Afternoon of the Gropius House (2025)

And yet here I was, finally, late afternoon of a late fall day.

Walter Gropius, the “Silver Prince” (to use the sobriquet coined for him by artist Paul Klee) of architecture — inventor of that most-typical motif of most-modern building, the glass curtain wall, and even more importantly founder of that crazed, short-lived expressionist art school that somehow set the pattern for every facet of Design-with-a-capital-D, everywhere in the twentieth century — notoriously could not or would not draw. To compensate he professionally partnered with a succession of talented figures who could, beginning with Adolph Meyer, his colleague from Peter Behrens’ office, and later including former Bauhaus student-then-teacher Marcel Breuer. At least one text I read suggested his disability was a result of shell shock from his experiences on the Western Front, which apparently included the Battle of the Somme and earned him the Iron Cross twice. 

In other biographical works he insists the issue was congenital: when he picked up the pencil his hand would just cramp (or something). Or something? What does that even mean, that he couldn’t draw? By drawing, does he mean all drawing, including sketching, perspectival rendering, and hard-line architectural work? Or could he do some sorts of drawings, but not all? So what did he do? How did Gropius design anything, if he didn’t draw — or for that matter collage or build models or otherwise force the vague concepts in his head into actual images that he could share with builders and consultants and the whole army of trades it takes to make a building design into the real thing?

I have this alarming suspicion that he leaned over his draughtsman like some sort of German-accented gargoyle, pointing at the marks on the vellum with hooked claw-fingers. No, move this one here — curve this one that way — no,  more, to here — and that, rotate that like this [twirling a digit]— and make that sill deeper, here — and bring the window up here —

There’s something horrible about that, as if WG’s design method required his supposed-collaborators to function like a sort of biological CAD system, in the process converting human beings into a sort of prosthetic drafting system. We can only be thankful that Gropius’ lifespan did not intersect with the prompt-driven LLM-based artificial intelligences that are so rapidly devaluing human talent and human lives in this sad century.

Perhaps it was less intrusive and potentially abusive though. Maybe he was the king of charette pin-ups, forcing everyone to constantly tack their daily production up in front of him. I like this from this version but this [pointing] from this one, so put them together in the next round — and take the windows from this one, with the doors and stairs from this one —

Still, even that possibility makes him seem more of a hands-on critic, as opposed to an architect, cherry-picking across the graphite expanse of others’ labor.
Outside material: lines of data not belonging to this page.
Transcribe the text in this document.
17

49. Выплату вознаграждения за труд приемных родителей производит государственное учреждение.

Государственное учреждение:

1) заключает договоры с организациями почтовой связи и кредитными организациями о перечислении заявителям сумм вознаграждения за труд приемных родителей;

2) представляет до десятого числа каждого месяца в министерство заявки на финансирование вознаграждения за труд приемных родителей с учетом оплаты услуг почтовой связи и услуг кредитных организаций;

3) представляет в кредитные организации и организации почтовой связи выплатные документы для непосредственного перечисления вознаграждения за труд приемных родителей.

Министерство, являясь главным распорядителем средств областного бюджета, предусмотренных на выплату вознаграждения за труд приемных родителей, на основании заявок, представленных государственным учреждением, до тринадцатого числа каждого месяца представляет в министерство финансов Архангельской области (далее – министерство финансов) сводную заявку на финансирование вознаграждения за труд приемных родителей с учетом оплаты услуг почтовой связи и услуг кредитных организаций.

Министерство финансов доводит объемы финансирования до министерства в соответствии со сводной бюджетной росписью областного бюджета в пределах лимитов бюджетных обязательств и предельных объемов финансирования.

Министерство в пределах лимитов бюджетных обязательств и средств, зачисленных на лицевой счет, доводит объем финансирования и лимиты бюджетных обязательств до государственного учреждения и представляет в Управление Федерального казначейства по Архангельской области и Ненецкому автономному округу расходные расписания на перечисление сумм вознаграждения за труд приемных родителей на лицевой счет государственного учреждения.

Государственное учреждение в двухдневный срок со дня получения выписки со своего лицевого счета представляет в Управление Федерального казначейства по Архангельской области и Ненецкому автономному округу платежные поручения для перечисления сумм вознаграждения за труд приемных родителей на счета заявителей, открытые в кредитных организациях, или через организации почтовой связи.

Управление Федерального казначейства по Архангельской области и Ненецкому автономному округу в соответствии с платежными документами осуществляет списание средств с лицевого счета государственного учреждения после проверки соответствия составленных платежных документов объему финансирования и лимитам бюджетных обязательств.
There’s something about this concept that suggests professional exaggeration, or even a sort of fraud, as if for the sake of status and ego he was fudging the distinctions between the two roles.

Be that as it may, the restored glass curtain walls in of the workshop block at the Dessau Bauhaus gleam.

And his little house in Lincoln, backlit on its hillside by the setting sun and glowing palely against the remaining golden autumn foliage, seems infinitely more precious than any immigrant refugee’s rented home in a neglected orchard has any right to be, more just-so correct in its situation and its formal lines than any other house anywhere in New England.

So, I’m here this afternoon because of that competition described the other day in The Boston Globe, the “Bauhaus Bathroom”. That sounds like a super-metaphor for super-irony when in fact it’s a fairly simple brief for a new visiting center — to replace or supplement the current one in Gropius’ original little garage — most importantly with a plumbed, ADA-compliant restroom as opposed to an adjacent precarious and odorous polyethylene “port-a-potty”.

Before I made the drive out here from Boston, I wondered about riding that competition brief into a true flight of ad absurdum criticism, something that might constitute a sort of meta-critique of the whole of “modern architecture” or even of Design-with-a-capital-D. (In case it isn’t obvious: I often despise my profession, and often I despise myself for having chosen it.) 

Perhaps [I thought before arriving at the House] I could try to simulate what would-have-could-have happened, if old Gropius had access to a prompt-driven twenty-first century AI in his long-ago-lifetime. Throw some crazy Bauhaus prompts in, generate a ton of crazed and inhuman imagery, and cut-paste-critique it into something that (while still crazy) could be realized. Techno-Gropius: the architect rendered largely unnecessary!

But now, having gone through and around the house, and having thought about Gropius and what he achieved (even if he was some sort of genial fraud) — I don’t know that I can take that route.